CANNES: Thai director Apichatpong Weerasethakul won the Palme d'Or top prize at the Cannes film festival on Sunday for a surreal reincarnation tale, Uncle Boonmee who can recall his past lives.


Spanish actor Javier Bardem, who plays a terminally-ill hustler in Biutiful by Mexico's Alejandro Gonzalez Inarritu, shared the best actor award with Italy's Elio Germano.

Javier Bardem and Elio Germano winners of the Best Actor Award

Best actress Juliette Binoche.

And France's Juliette Binoche was named best actress for her role as an unhappy antiques dealer in Certified copy by Iran's Abbas Kiarostami.

Surprise win

Mr. Weerasethakul was a surprise best film winner after critics strongly tipped French director Xavier Beauvois, who took the runner-up Grand Prix for Of gods and men, about Catholic monks threatened by Islamists in Algeria.

“This is like another world for me... this is surreal,” Mr. Weerasethakul told a packed festival hall after receiving the Palme d'Or from the head of the festival jury, U.S. film-maker Tim Burton.

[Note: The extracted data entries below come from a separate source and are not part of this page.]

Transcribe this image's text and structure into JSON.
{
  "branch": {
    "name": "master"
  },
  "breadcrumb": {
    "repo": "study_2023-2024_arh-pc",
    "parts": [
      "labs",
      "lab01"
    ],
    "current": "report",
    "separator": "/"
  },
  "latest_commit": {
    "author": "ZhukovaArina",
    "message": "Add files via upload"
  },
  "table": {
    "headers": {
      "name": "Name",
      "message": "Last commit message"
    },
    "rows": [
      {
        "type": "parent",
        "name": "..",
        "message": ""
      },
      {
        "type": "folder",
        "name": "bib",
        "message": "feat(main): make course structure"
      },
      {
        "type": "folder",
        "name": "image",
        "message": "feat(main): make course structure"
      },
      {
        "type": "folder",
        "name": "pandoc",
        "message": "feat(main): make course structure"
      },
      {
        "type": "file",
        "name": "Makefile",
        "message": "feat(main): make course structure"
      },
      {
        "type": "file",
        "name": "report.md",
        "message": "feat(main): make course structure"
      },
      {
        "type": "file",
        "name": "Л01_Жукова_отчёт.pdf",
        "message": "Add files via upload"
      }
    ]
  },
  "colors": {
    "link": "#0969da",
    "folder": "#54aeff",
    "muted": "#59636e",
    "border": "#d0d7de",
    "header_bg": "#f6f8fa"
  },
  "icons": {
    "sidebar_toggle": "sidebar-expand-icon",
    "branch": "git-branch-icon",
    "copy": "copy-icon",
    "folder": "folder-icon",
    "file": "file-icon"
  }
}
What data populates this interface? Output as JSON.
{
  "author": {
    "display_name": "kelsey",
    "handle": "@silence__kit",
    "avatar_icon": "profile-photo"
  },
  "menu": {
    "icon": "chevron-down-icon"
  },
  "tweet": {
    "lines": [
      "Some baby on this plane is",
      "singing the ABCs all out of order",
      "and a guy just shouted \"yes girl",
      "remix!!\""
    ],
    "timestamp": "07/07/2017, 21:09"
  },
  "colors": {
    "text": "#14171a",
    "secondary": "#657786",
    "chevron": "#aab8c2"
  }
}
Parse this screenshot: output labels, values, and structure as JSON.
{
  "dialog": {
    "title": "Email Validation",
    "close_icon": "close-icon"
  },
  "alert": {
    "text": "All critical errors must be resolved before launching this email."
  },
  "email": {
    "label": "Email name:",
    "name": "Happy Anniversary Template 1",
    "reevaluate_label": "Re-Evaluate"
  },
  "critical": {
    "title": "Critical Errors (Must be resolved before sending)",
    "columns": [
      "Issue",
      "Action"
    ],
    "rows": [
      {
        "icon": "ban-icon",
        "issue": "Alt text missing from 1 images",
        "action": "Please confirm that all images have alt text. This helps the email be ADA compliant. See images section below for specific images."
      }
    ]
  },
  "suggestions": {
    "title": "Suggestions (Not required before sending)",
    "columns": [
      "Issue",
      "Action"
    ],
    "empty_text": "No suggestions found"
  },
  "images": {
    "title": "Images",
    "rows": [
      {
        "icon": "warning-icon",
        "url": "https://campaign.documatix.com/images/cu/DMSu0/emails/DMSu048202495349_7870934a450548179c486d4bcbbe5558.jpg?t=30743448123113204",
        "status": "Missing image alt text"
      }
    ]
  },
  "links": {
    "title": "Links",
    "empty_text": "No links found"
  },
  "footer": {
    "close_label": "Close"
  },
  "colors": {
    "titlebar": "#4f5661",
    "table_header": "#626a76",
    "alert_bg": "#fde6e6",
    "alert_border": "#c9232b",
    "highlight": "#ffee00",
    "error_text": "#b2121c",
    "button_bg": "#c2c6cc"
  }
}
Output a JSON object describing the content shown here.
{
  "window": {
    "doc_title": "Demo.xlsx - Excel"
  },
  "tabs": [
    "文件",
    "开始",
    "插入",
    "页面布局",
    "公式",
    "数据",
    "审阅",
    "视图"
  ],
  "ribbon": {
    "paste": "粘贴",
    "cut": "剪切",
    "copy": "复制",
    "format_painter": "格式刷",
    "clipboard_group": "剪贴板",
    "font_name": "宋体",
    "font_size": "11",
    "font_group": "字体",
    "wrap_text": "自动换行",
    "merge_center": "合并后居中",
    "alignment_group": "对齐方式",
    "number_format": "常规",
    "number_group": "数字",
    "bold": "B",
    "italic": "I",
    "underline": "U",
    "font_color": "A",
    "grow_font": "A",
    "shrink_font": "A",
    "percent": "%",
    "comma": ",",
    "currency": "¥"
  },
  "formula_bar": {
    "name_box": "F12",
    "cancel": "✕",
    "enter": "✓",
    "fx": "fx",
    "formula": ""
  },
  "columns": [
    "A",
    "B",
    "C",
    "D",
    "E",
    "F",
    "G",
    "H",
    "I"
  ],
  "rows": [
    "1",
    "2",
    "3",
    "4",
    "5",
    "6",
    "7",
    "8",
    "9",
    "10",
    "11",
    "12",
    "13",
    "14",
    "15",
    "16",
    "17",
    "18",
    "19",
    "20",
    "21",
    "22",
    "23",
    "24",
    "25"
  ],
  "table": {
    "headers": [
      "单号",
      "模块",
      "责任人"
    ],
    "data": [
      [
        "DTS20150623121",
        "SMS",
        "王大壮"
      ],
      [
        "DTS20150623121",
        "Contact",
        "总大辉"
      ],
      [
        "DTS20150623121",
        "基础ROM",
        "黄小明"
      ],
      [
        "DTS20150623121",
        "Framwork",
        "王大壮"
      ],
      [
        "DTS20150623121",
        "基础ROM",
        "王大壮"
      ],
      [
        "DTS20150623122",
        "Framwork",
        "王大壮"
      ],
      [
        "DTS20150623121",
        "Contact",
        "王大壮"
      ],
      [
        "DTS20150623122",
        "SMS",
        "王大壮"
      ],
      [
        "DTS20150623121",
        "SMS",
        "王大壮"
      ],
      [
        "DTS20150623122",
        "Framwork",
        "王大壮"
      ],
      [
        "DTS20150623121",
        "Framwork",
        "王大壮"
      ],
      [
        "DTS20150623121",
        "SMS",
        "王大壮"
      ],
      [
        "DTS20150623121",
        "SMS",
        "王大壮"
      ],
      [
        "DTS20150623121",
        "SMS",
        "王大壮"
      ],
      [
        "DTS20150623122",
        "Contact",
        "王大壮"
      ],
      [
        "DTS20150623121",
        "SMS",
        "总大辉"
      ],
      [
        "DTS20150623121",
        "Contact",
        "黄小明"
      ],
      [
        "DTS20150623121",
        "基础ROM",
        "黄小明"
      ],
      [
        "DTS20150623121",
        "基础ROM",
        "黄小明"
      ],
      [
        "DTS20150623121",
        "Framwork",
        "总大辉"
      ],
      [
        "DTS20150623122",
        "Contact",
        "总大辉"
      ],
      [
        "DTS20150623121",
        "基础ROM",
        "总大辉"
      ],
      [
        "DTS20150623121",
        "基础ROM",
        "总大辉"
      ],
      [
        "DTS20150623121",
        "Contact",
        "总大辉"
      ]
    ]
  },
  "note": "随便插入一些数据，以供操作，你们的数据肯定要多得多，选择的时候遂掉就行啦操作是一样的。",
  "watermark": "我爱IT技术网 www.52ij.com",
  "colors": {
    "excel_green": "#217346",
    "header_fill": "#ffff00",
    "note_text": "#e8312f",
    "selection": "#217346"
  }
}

The 39-year-old director thanked “the spirits... in Thailand that surrounded us” while making the film, a hypnotic tale featuring a humanoid monkey ghost and a disfigured princess having sex with a catfish.

Best director

Frenchman Mathieu Amalric won the best director prize for On tour, about a troupe of buxom American stripteasers touring French seaside towns, while South Korean director Lee Chang-Dong's Poetry scooped best screenplay.

Hundreds of celebrity-spotters lined the waterfront around the festival hall ahead of Sunday night's gala ceremony.

Critics have widely pegged this year's edition of the world's biggest film festival as more low-key than usual, with fewer big stars and hit movies.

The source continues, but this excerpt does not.